18 Aug 25 US Stagflation Scenario Risk Dashboard
Data as of 15 Aug 2025
Sources: CPI YoY from BLS API (CUSR0000SA0; fallback FRED CPIAUCSL). Breakevens (T5YIE, T10YIE), TIPS (DFII5, DFII10), curve (DGS2, DGS10), and HY OAS (BAMLH0A0HYM2) from FRED.
Takeaway: The probability mix reflects the current balance of risks across inflation, growth, and credit. A higher soft-landing share aligns with firm real yields and contained credit spreads; a tilt toward stagflation rises when breakevens and OAS widen while the curve re-inverts.
Compare with 11 Aug Probabilties (below) A soft-landing muddle-through scenario now seems probably.
For methodology and explanation of inflation scenarios see: https://ngtiankhean.blogspot.com/2025/08/usa-stagflation-risk-dashboard-11-aug.html
Breakeven Inflation and 5y5y Forward
Insight: 5Y breakevens proxy near-term inflation expectations and move with energy and supply shocks. 10Y breakevens anchor longer-run inflation views; stability near 2 percent suggests credibility of the Fed target.

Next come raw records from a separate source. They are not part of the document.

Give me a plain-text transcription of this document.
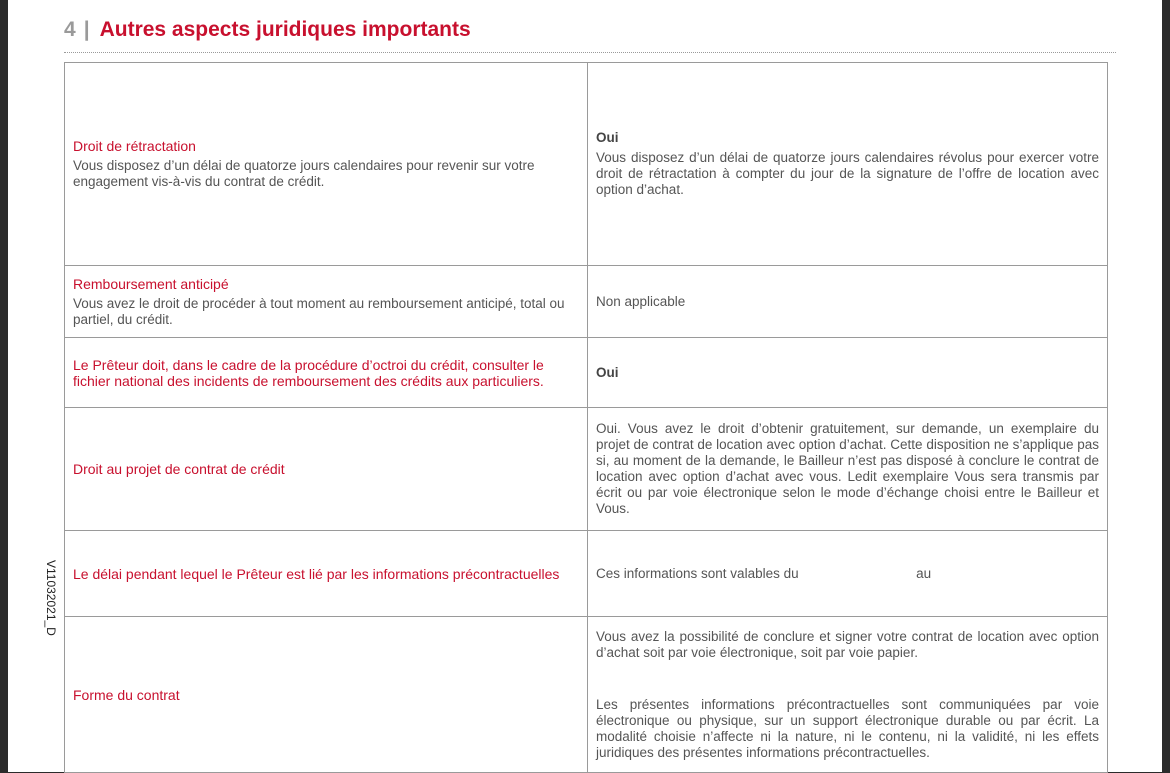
4 | Autres aspects juridiques importants
V11032021_D
Droit de rétractation
Vous disposez d’un délai de quatorze jours calendaires pour revenir sur votre engagement vis-à-vis du contrat de crédit.	Oui
Vous disposez d’un délai de quatorze jours calendaires révolus pour exercer votre droit de rétractation à compter du jour de la signature de l’offre de location avec option d’achat.

Remboursement anticipé
Vous avez le droit de procéder à tout moment au remboursement anticipé, total ou partiel, du crédit.	Non applicable

Le Prêteur doit, dans le cadre de la procédure d’octroi du crédit, consulter le fichier national des incidents de remboursement des crédits aux particuliers.	Oui

Droit au projet de contrat de crédit	Oui. Vous avez le droit d’obtenir gratuitement, sur demande, un exemplaire du projet de contrat de location avec option d’achat. Cette disposition ne s’applique pas si, au moment de la demande, le Bailleur n’est pas disposé à conclure le contrat de location avec option d’achat avec vous. Ledit exemplaire Vous sera transmis par écrit ou par voie électronique selon le mode d’échange choisi entre le Bailleur et Vous.

Le délai pendant lequel le Prêteur est lié par les informations précontractuelles	Ces informations sont valables du au

Forme du contrat	Vous avez la possibilité de conclure et signer votre contrat de location avec option d’achat soit par voie électronique, soit par voie papier.
Les présentes informations précontractuelles sont communiquées par voie électronique ou physique, sur un support électronique durable ou par écrit. La modalité choisie n’affecte ni la nature, ni le contenu, ni la validité, ni les effets juridiques des présentes informations précontractuelles.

A rising 5y5y forward signals investors expect inflation pressures to persist beyond the near term. Watch for breaks above 2 to 2.5 percent as a warning that inflation psychology is drifting higher.
CPI YoY (Headline CPI-U, SA)
Insight: Headline CPI YoY tracks realized inflation. Sustained CPI YoY above 2 percent keep the policy bias restrictive; cooling toward 2 percent supports a patient easing path. Compare CPI trends with breakevens to gauge credibility and risk of surprise re-acceleration.
TIPS Real Yields
Insight: Positive and rising TIPS real yields tighten financial conditions and weigh on interest-sensitive growth. Falling real yields can cushion growth but may also accompany rising inflation risk if breakevens lead the move.
2s10s Yield Curve Spread
Insight: A deeply inverted curve signals restrictive policy and elevated recession risk. Re-steepening from inversion can be a late-cycle signal; if it occurs via rising long rates alongside sticky inflation, stagflation risk increases.
Insight: HY spreads summarize credit risk appetite. Tight spreads indicate benign default expectations and support soft-landing narratives; a sharp, sustained widening is an early warning of growth stress and tightening financial conditions.